Foreign Grantor Trusts must be reported by the grantor if he or she is a US person (US citizen, Green Card Holder or US resident). All income and gains from the trust will pass through to the grantor and must be reported on his or her tax return on a current year basis. This can involve some complex filings, especially if the trust has interests in other entities such as companies or funds.
Foreign Non-Grantor Trusts with US beneficiaries can be even more complicated. Returns only have to be filed by the beneficiaries when distributions are made to them, but if income and gains have accrued over a number of years, the accounting and reporting when distributions are made can be very complex indeed. In addition, the accumulated income and gains may be subject to the so-called ‘throwback’ tax rules, whereby income is attributed to the year in which it arose and then subject the highest possible tax rates applicable in the relevant years and punitive interest charges.
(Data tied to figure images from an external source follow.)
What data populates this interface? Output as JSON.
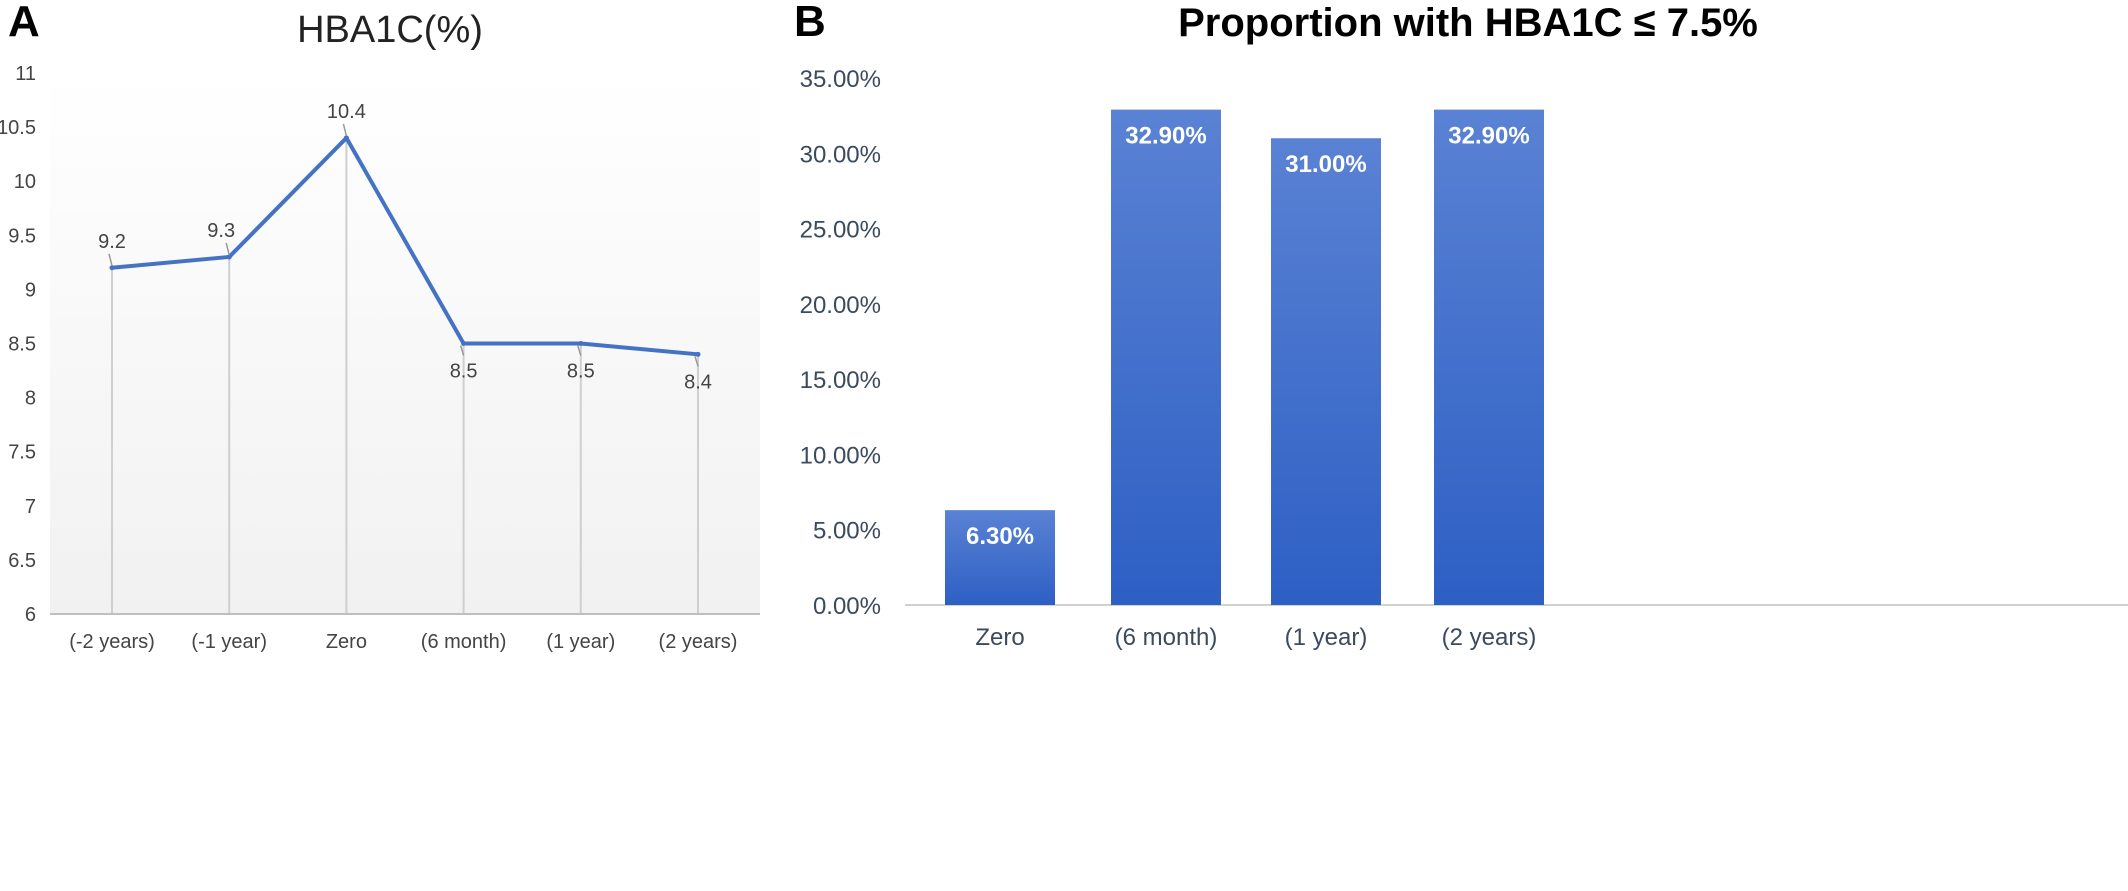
{
  "panels": {
    "a": {
      "letter": "A"
    },
    "b": {
      "letter": "B"
    }
  },
  "chart_data": [
    {
      "type": "line",
      "title": "HBA1C(%)",
      "xlabel": "",
      "ylabel": "",
      "categories": [
        "(-2 years)",
        "(-1 year)",
        "Zero",
        "(6 month)",
        "(1 year)",
        "(2 years)"
      ],
      "series": [
        {
          "values": [
            9.2,
            9.3,
            10.4,
            8.5,
            8.5,
            8.4
          ]
        }
      ],
      "data_labels": [
        "9.2",
        "9.3",
        "10.4",
        "8.5",
        "8.5",
        "8.4"
      ],
      "y_ticks": [
        "6",
        "6.5",
        "7",
        "7.5",
        "8",
        "8.5",
        "9",
        "9.5",
        "10",
        "10.5",
        "11"
      ],
      "ylim": [
        6,
        11
      ],
      "grid": false,
      "drop_lines": true,
      "line_color": "#4472c4"
    },
    {
      "type": "bar",
      "title": "Proportion with HBA1C ≤ 7.5%",
      "xlabel": "",
      "ylabel": "",
      "categories": [
        "Zero",
        "(6 month)",
        "(1 year)",
        "(2 years)"
      ],
      "values": [
        6.3,
        32.9,
        31.0,
        32.9
      ],
      "data_labels": [
        "6.30%",
        "32.90%",
        "31.00%",
        "32.90%"
      ],
      "y_ticks": [
        "0.00%",
        "5.00%",
        "10.00%",
        "15.00%",
        "20.00%",
        "25.00%",
        "30.00%",
        "35.00%"
      ],
      "ylim": [
        0,
        35
      ],
      "grid": false,
      "bar_color": "#3f6fd0"
    }
  ]
}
It is usually advisable to avoid this outcome by making annual distributions of income. Distributions of income can be made after the end of the tax year in which the income arises but prompt action will be needed. Distributions must be made within 65 days of the end of the tax year to avoid the throwback tax rules applying.
How we can help
As well as the trustees, US grantors and beneficiaries of trusts will need help planning their affairs to mitigate their exposure to these punitive US tax rules and to reduce the complexity of their tax filings. We can help them with this planning and we can also assist with the filing of any forms that need to be submitted to the IRS.
The trust may also need to review its status and any obligations it may have under the Automatic Exchange of Information (AEOI) regimes. If the trust falls under the definition of a financial institution, either under the US Foreign Account Tax Compliance Act (FATCA) rules or under the Common Reporting Standard (CRS), then there may be a requirement for the trust to make a report of beneficial owners to the IRS or to the local tax authorities. If required, we can help you to understand how these rules apply to you.